My fiancée hails from a very religious military family, so she is used to my family’s right-wing rants. I sometimes attend her union or social justice get-togethers — not as a participant, but as an amused observer looking for column ideas and free beer. She promises to behave if I ever take her to a Tea Party rally.
By and large, we want the same things; it’s just that our ways of getting there take us in different directions. At the political crossroads, she takes a hard left, whereas I plow over anything in my way. I’ll give you an example. We both believe in helping out our fellow man — whether he deserves it or not. I do so by holding tightly onto my wallet and encouraging self-reliance and personal responsibility. This, however, did not prevent me from driving all over North St. Louis helping her deliver Christmas gifts to the “100 Most Neediest Cases.” My father, a gruff old fogey, scoffed when he heard this, and said my liberal girlfriend had brainwashed me. But, a week later, my mother had him out delivering hot meals to the homeless for the St. Vincent de Paul Society. Ah, the touchy-feely things we do for love.
ONE OF THE benefits of being engaged to a lovely liberal lady is being introduced to her liberal friends, all of whom I regard as potential debate opponents. A lot of conservatives tend to isolate themselves from those on the left, or even those in the center, preferring to live their lives inside a vast echo chamber. They watch only FOX news, read only Glenn Beck’s books, and associate only with those of like mind. (The same applies equally to those on the left, of course.)
I can certainly understand this.
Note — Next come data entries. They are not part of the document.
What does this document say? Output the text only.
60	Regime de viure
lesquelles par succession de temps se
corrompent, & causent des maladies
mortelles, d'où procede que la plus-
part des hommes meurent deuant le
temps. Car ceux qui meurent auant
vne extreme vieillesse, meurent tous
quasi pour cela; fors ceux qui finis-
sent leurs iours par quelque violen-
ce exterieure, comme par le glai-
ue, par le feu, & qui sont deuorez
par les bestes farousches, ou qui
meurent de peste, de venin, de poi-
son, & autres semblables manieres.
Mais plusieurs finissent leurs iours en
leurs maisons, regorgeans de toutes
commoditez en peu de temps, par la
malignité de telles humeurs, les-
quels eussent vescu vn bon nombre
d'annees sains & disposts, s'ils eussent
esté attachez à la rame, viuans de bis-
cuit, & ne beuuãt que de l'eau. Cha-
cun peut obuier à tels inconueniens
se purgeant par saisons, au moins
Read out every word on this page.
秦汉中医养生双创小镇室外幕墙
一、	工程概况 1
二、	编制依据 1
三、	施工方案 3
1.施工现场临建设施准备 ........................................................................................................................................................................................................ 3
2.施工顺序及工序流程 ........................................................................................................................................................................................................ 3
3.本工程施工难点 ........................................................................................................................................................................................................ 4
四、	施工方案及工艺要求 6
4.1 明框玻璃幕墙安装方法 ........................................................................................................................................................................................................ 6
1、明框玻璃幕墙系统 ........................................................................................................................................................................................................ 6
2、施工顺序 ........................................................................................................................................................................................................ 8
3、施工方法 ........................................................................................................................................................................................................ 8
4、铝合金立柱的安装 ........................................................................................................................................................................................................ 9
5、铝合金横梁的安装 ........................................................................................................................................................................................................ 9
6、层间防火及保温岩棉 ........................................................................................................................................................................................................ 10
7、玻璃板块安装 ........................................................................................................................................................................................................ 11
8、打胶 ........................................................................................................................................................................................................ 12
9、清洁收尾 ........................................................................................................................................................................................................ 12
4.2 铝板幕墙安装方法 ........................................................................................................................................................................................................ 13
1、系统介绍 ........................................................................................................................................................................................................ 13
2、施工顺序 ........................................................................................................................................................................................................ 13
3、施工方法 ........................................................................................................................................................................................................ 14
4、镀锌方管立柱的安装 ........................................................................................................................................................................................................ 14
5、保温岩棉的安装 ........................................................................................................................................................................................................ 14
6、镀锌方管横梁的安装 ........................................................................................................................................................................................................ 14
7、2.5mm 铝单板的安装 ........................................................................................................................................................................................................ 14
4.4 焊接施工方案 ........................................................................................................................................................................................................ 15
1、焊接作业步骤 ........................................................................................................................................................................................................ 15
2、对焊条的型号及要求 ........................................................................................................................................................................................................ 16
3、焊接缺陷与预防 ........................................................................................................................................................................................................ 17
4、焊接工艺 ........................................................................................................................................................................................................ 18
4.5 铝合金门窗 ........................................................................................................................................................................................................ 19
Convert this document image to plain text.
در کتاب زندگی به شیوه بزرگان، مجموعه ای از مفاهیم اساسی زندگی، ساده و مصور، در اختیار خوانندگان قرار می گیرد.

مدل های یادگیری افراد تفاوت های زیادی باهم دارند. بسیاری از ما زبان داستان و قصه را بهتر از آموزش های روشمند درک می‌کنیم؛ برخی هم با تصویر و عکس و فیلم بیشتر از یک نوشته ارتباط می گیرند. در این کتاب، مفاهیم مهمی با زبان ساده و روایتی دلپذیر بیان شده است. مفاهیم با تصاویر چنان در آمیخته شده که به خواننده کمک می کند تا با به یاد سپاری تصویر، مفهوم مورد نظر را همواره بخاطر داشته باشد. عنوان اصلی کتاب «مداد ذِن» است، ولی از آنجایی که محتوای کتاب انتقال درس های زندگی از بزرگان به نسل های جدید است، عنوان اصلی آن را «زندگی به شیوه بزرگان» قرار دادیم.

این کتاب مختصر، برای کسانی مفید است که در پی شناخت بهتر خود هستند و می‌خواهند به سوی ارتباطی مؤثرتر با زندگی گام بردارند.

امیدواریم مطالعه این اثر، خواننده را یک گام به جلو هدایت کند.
Sociologists say we are most comfortable with people of our own race, religion, socio-economic and educational background. Outside that comfort zone, we feel uneasy. No doubt, the same goes for political beliefs. As for me, I like to get out of my comfort zone. Among conservatives, I find myself taking the position of devil’s advocate just to make things more interesting. Again, this often leads to accusations that I have been brainwashed by my fiancée.
I find this doubly insulting. First, there’s the implication that my opinions and convictions are not deeply held. Second, that it would be me — and not my fiancée — who would succumb to brainwashing. While I know countless men who have switched their religious denomination — even their religion — in the interest of marital harmony and family unity, I don’t know anyone who has switched political ideologies. (Party switchers, like Arlen Specter, who morphed from a Democrat to a Republican back to a Democrat, only change parties, not their political convictions.) It could be argued that men are more likely to forsake God and family than their political beliefs.
There is no moral here. I don’t mean to suggest that if the Carvilles or my fiancée and I can get along then Republicans and Democrats should be able to work together. True love, after all, is transcendent, while party politics is debasing. Happily, we’ve learned to disagree without being disagreeable. In Washington, that would make us sell-outs. Here, at home in the Midwest, we’ve managed to transcend all that.